LockLab posts English-subtitled pickup of French Fontaine cylinder
LockLab’s English-subtitled Fontaine cylinder pick is more than a clean open: the gutted reveal shows how a tubular stack behaves under pressure and why profile matters.

LockLab’s English-subtitled June 12 post from Tallanpick turns a French Fontaine cylinder into a useful lesson in how to read a lock, not just watch it open. The title says enough to set the frame: this was a picked and gutted Fontaine cylinder, and the point is the relationship between the tubular keyway, the stacked pins, and the way the core gives up when the field of play is narrow.
That narrow field is exactly why Fontaine-style hardware draws specialist attention. A tubular pin-tumbler lock uses a circular key and stacked pins, unlike the flat, linear pin tumbler most people picture first. That geometry changes everything about access and feedback. The tool has to meet the cylinder on its own terms, and the picker has to listen for small changes in tension and pin response instead of expecting the broad, familiar tells of a standard core. When a Fontaine cylinder opens cleanly enough to be gutted on camera, the reveal is doing double duty: it shows the internals and it confirms that the method matched the profile.
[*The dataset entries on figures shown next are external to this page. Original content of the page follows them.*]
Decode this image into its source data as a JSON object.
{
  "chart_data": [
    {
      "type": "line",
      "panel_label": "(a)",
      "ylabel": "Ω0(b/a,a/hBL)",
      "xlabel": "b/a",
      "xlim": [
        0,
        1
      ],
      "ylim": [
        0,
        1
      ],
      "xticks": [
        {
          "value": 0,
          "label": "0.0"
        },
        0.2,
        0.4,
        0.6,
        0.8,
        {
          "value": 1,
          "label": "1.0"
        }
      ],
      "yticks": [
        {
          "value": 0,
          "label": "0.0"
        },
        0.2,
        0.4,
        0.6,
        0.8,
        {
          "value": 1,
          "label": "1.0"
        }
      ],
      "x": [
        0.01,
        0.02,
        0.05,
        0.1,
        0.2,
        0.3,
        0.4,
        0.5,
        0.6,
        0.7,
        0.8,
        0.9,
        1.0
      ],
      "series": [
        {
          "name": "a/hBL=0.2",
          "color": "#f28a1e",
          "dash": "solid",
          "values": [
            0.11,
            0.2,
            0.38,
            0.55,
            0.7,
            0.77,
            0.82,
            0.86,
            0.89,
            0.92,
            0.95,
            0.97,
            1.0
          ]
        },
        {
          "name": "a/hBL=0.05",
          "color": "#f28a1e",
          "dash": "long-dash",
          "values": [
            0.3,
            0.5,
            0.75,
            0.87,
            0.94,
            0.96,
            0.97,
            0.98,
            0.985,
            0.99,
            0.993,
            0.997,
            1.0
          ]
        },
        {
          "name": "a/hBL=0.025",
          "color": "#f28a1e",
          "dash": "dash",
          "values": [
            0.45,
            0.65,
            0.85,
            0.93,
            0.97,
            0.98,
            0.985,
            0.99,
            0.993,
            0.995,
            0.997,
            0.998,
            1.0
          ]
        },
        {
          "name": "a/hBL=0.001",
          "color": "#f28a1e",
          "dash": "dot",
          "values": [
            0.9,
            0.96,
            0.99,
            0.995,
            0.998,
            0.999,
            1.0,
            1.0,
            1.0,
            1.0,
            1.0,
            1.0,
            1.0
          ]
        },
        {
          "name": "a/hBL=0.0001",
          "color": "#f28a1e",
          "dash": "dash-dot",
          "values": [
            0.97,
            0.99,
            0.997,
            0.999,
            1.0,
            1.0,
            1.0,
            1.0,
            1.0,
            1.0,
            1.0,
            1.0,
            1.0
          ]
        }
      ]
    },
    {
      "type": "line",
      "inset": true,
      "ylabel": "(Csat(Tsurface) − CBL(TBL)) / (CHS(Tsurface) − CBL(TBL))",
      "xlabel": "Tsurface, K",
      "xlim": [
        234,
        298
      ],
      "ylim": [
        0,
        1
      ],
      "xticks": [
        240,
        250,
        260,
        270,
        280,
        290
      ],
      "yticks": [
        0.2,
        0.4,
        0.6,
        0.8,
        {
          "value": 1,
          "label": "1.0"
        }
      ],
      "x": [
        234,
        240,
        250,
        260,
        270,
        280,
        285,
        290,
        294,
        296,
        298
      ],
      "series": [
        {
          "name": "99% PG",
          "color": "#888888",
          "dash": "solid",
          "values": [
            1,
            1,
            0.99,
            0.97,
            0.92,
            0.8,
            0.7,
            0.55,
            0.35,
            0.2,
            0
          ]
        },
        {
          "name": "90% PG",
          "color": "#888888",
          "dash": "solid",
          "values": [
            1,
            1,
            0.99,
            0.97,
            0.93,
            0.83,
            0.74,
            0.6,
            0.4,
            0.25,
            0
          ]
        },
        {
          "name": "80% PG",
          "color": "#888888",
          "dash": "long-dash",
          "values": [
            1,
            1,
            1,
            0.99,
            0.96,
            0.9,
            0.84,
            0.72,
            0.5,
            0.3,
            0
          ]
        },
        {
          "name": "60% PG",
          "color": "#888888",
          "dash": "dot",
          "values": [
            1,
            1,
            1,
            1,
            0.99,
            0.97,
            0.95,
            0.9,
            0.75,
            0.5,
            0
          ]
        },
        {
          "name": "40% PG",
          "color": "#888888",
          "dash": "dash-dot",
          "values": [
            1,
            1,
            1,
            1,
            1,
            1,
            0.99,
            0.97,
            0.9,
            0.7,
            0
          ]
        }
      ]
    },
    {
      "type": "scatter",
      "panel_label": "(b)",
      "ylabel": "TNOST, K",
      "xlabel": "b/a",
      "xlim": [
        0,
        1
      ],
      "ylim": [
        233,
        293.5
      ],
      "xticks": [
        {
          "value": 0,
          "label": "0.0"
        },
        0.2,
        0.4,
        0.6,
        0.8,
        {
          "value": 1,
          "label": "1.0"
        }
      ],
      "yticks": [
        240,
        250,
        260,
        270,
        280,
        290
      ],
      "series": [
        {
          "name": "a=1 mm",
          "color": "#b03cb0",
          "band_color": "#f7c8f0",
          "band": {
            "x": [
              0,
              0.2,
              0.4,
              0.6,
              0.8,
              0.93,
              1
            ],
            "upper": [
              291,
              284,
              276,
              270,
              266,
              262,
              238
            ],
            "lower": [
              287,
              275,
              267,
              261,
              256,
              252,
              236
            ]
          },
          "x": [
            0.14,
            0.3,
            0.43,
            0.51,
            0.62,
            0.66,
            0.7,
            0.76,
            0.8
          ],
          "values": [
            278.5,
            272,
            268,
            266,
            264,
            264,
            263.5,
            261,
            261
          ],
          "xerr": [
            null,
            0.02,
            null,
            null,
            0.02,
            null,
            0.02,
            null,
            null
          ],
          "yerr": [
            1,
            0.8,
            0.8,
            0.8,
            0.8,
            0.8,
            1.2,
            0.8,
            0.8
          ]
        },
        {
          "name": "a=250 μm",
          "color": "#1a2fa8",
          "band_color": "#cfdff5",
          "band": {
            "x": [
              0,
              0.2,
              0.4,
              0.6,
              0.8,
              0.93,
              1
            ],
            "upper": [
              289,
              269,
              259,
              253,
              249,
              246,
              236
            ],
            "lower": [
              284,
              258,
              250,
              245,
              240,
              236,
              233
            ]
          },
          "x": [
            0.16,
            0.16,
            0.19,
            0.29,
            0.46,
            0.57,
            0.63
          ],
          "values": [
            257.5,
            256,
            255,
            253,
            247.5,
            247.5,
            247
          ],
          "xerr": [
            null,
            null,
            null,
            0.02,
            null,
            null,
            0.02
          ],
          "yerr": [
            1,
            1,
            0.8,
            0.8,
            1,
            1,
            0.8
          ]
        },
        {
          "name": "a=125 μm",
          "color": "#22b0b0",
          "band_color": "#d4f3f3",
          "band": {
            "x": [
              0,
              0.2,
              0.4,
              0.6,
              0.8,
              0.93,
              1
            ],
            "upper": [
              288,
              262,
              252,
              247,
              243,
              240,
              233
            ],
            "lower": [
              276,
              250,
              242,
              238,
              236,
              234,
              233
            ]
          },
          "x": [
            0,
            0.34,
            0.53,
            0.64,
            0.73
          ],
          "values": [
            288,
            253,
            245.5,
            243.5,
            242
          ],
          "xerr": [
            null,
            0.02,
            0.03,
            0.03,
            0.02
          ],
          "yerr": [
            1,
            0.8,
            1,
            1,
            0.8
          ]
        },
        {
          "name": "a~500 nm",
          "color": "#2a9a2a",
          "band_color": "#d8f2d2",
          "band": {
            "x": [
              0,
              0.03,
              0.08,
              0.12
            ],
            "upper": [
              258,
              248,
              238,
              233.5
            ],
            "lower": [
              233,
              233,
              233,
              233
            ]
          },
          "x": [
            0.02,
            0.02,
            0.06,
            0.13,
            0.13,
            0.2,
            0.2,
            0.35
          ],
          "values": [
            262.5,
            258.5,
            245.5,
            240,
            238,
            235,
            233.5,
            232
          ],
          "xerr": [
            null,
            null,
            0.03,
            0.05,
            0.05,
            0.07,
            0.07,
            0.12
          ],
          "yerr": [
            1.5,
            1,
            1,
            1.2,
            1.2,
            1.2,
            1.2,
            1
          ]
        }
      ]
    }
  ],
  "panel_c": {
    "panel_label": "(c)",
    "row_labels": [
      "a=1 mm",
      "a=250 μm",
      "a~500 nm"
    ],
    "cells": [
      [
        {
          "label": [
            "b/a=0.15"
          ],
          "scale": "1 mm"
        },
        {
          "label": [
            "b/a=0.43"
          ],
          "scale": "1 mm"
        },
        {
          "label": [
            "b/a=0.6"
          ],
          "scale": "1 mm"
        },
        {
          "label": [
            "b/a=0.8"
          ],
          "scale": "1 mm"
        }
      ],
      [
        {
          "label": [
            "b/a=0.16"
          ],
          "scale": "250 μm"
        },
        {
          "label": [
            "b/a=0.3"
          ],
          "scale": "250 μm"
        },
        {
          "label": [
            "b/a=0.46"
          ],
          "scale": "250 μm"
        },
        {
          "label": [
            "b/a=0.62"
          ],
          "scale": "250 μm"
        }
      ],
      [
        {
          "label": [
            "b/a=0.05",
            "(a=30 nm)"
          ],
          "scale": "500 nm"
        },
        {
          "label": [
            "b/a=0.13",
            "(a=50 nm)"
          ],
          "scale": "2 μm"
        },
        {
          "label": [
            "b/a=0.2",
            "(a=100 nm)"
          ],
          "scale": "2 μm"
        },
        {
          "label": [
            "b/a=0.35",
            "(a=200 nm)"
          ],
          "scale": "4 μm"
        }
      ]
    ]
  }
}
The English subtitles matter here because they widen the audience for a lock family that already has a niche reputation. Fontaine locks have circulated in the community for years as uncommon French hardware, the sort of thing that specialists trade notes on because it does not behave like the mass-market padlocks and deadbolts most videos cover. LockLab has long worked as a searchable archive for that kind of material, and Tallanpick’s post fits the site’s habit of preserving unusual opens in a format other pickers can actually study.

The Fontaine name itself carries a longer history than the clip. Maison Fontaine says the decorative locksmithing business began in 1740, was taken over by Francis and Joseph Fontaine in 1842, and had more than 300 workers by 1866. That lineage still shows up in the present market, where French suppliers sell Fontaine-compatible cylinders, keeping the pattern alive in modern security hardware rather than leaving it as museum trivia.
That is why a successful pick like this is worth slowing down for. The open is the headline, but the real lesson is in what the cylinder structure allows, where the tool fits, and how a tubular design forces a different reading of the pins. If you want to understand advanced lock openings, this is the kind of clip to study twice: once for the result, and once for the clues the core gives away before it pops.